The Guardian ran a piece on U.S. farmers rejecting multimillion-dollar data center bids for their land. The headline number: there’s a projected 40,000-acre deficit for data center development globally over the next five years, according to a September 2025 report from JLL. That’s double the roughly 20,000 acres currently in use.

We think about AI as this purely digital, online thing. But when you break it down to first principles, the entire AI buildout runs on three physical inputs: land, power, and water. And all three require financing and permitting — which is exactly the world I live in.

I own some rural property back where I grew up. This article actually has me doing math on whether certain parcels in the right zip codes could be positioned for this kind of development. Real estate is always about location, and data centers need specific things — power grid access, fiber connectivity, water for cooling, and local government buy-in. But the demand signal is undeniable.

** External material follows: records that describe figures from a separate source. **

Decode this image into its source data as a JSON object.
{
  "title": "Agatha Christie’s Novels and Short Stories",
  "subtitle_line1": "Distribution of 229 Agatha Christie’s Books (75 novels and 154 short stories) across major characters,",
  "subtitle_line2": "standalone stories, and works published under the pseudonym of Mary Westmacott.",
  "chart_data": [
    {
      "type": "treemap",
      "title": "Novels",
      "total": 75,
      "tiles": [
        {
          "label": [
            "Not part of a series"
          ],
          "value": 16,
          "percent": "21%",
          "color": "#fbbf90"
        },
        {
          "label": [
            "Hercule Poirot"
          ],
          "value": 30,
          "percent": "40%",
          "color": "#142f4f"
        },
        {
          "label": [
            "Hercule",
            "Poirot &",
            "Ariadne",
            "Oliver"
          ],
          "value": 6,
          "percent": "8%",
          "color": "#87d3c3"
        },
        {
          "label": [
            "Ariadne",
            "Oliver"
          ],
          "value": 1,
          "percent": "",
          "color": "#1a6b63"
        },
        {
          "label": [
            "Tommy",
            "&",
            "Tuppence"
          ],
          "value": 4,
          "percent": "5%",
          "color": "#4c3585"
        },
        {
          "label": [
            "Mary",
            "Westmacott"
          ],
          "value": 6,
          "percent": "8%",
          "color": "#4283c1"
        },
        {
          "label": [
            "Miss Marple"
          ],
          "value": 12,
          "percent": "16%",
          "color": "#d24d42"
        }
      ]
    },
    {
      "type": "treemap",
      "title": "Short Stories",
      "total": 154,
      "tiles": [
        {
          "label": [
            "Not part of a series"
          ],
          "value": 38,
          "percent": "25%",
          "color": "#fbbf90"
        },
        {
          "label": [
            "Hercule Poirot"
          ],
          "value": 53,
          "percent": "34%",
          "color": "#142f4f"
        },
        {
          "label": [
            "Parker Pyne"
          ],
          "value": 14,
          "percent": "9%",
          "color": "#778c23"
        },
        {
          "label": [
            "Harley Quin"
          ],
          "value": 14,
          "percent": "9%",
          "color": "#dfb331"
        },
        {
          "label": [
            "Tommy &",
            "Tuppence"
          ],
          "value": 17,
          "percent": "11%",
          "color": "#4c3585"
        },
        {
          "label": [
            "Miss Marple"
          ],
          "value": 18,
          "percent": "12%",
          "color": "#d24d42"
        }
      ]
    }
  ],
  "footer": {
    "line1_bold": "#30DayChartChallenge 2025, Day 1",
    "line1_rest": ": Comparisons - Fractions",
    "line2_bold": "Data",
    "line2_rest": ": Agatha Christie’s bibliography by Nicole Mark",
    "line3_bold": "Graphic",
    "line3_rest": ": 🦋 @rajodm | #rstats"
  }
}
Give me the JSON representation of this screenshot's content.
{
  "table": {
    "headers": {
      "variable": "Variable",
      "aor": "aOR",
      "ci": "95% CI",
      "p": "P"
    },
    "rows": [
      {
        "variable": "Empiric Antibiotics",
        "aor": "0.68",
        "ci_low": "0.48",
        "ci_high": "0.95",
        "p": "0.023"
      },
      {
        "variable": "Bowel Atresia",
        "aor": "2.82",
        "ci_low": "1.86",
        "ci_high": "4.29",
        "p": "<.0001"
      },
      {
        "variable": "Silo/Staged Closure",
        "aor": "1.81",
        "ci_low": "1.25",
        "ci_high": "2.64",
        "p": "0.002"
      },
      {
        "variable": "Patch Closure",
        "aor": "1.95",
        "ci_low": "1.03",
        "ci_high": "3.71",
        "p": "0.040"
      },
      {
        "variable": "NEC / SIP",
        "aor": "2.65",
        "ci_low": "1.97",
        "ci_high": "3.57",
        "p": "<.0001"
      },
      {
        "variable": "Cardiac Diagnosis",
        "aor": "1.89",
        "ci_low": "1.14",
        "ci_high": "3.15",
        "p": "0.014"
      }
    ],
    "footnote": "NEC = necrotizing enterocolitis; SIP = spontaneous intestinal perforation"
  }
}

This also connects back to the CoreWeave and Nvidia earnings stories. If we’re 20,000 acres short of where we need to be, and farmers are pushing back on selling, the capital requirements for the AI buildout are going to be even larger than the market is pricing in. Someone’s got to finance all of this. Someone’s got to permit it. And someone’s got to build on it.

For those of us in lending and financial services, this is a space worth watching closely.


The Week Ahead

Here’s what I’m tracking:

  • Tuesday: FIS Q4 earnings — watching merchant transaction data and guidance

  • Midweek: Workday earnings — the SaaS reckoning continues

  • Wednesday: Nvidia earnings — forward demand signals and customer concentration

  • This week: CoreWeave — infrastructure buildout velocity and capital structure

  • Ongoing: Citrini report fallout — watching how the agentic commerce thesis spreads through the fintech ecosystem

I’ll be breaking down each of these as they drop. If you’re in fintech, lending, payments, or just trying to understand where capital is flowing — this is the week to pay attention.